Man, I LOVED The Nice Guys. My affair for this movie didn’t actually start the first time I saw it, but rather it has increased during every viewing. It gets funnier every time. It gets more charming every time. Perhaps it’s the dim-witted Gosling, and maybe it’s the completely gruff Russell Crowe, but this is the ultimate example of what a good buddy comedy could be. Sure, not all of the plotting is excellent, which is why it didn’t get the 5-star designation from me, but there’s more of a ‘love this movie, and I’ll watch it over and over’ factor with this than any movie that came out this year. It’s a complete joke that it didn’t get more awards attention.
So, Arrival was my #1 up until about two days before writing this where I switched it with the next one. If you’d like, consider this as #1(B). Amy Adams is again terrific, this time roping us into a non-linear story that addresses the way that our language makes us see the world. The score is the best of the year, and the concepts are so intriguing that when the end comes around and it all falls into place, it’s so powerful that it completely floored me.
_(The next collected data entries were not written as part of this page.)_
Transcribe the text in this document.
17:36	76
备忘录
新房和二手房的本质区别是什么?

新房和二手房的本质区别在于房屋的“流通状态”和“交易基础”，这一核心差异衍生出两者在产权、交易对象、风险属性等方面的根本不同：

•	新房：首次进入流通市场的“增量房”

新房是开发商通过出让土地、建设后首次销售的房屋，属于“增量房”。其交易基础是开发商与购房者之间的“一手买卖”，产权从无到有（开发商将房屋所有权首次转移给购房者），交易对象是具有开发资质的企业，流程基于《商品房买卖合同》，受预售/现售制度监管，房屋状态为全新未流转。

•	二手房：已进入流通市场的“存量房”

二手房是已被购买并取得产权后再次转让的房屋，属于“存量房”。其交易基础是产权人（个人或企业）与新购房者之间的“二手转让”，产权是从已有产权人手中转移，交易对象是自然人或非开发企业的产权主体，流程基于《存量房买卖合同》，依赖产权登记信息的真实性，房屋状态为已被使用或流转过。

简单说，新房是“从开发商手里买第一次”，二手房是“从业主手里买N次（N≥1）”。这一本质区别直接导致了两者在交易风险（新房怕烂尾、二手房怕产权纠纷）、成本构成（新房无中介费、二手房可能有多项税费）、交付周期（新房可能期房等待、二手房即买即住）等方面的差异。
It’s almost as if the brilliant part of extraterrestrial plot is a subtext to everything else that happens. This is an amazing achievement in science fiction.
This movie is one of the saddest films of all time. It’s just the most intensely sad film I’ve ever seen, riddled with loss, riddled with past wrongs and guilt. Casey Affleck may not win the Oscar because of a past lawsuit that involves him, but there wasn’t a performance better this year, to the point where I pretty much sat in the theater, eyes wet, for its two-hour run time. Other performances like Lucas Hedges and Michelle Williams are also special, and it’s a story about how a hometown, and how family, affect us through the years. As our lead suffers in the present, we unpack what makes him such a difficult personality from the past, and the discoveries are just horrifying. This is an amazing movie, and it’s what dramatic filmmaking is all about.